Наше положение я определил бы как положение "прислоняющихся неумех". Все мы живем, прислоняясь к теплой, непосредственно нам доступной человеческой связи, взаимному пониманию, чаще всего неформальному. Закон же предстает перед нами как нечто предельно формальное и лишенное необходимого оттенка человечности. Мы компенсируем это "прислонением" друг к другу, некоей человечной, аморфной, неартикулированной связью взаимных подмигиваний и пониманий, которые устанавливаются всегда поверх и помимо каких-либо законов и формальных критериев. Мы обогреваемся соприкосновением наших человеческих тел, тем минимумом тепла, который они обеспечивают, сбившись в ком, в то время как другие, в других контурах и местах, расцепляются и... вместо "товарищеского жара" изобретают паровое отопление.
Мы погружены в непосредственную человечность и часто не способны разорвать связь понимания. Мы как бы компенсируем взаимным пониманием и человеческим обогревом неразвитость нашей социальной гражданской жизни. Все, что выходит за рамки этого человеческого тепла, кажется нам некими опосредованиями, формальными делегированиями наших состояний, которые, уходя от нас в горизонт необозримого, тем самым как бы лишаются знака человечности. Это презрение тем сильнее, что имеет за собой давнюю мирскую традицию, или традицию мира, общины. И вот это-то существование, которое, цепляясь за теплоту взаимного человеческого обогрева, продолжает дальше в бесконечность именно ту жизнь, какая есть, в надежде, что "меня пронесет, если я не подниму голову и не отстранюсь от этой человеческой связи" (ведь "погибают всегда другие"), и есть "человеческое – слишком человеческое", о котором Ницше и любой другой философ сказал бы, что это первое, что мешает человеку мыслить, что отгораживает его как экран от себя самого, от своего реального положения в мире и своего предназначения, призвания.
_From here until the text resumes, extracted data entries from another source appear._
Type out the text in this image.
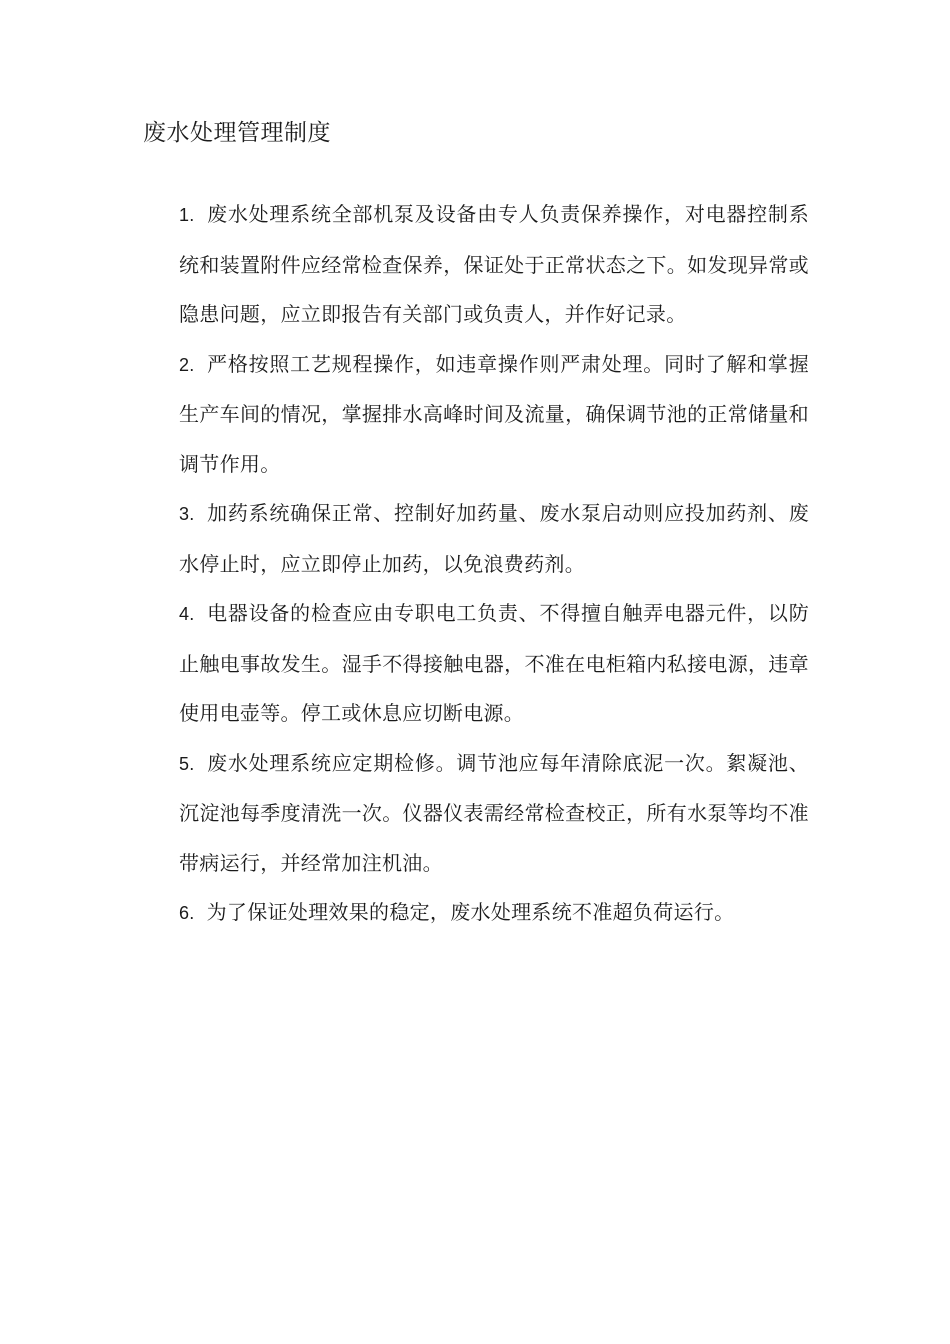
废水处理管理制度
1. 废水处理系统全部机泵及设备由专人负责保养操作，对电器控制系统和装置附件应经常检查保养，保证处于正常状态之下。如发现异常或隐患问题，应立即报告有关部门或负责人，并作好记录。
2. 严格按照工艺规程操作，如违章操作则严肃处理。同时了解和掌握生产车间的情况，掌握排水高峰时间及流量，确保调节池的正常储量和调节作用。
3. 加药系统确保正常、控制好加药量、废水泵启动则应投加药剂、废水停止时，应立即停止加药，以免浪费药剂。
4. 电器设备的检查应由专职电工负责、不得擅自触弄电器元件，以防止触电事故发生。湿手不得接触电器，不准在电柜箱内私接电源，违章使用电壶等。停工或休息应切断电源。
5. 废水处理系统应定期检修。调节池应每年清除底泥一次。絮凝池、沉淀池每季度清洗一次。仪器仪表需经常检查校正，所有水泵等均不准带病运行，并经常加注机油。
6. 为了保证处理效果的稳定，废水处理系统不准超负荷运行。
Это своего рода варварское, архаическое состояние, оставшееся в мире современном, то есть мире, исключающем это аморфное состояние, мире, предполагающем сложную артикуляцию опосредований и формализаций социальной и гражданской жизни и наличие у людей культуры (если под ней понимать реальный навык и способность, силу практиковать сложность и разнообразие). А сложность и разнообразие не могут находиться целиком в горизонте объемлющего человеческого взгляда, даваться градусом взаимообогрева этого совместно шевелящегося и нерасщепляющегося кома человеческих тел.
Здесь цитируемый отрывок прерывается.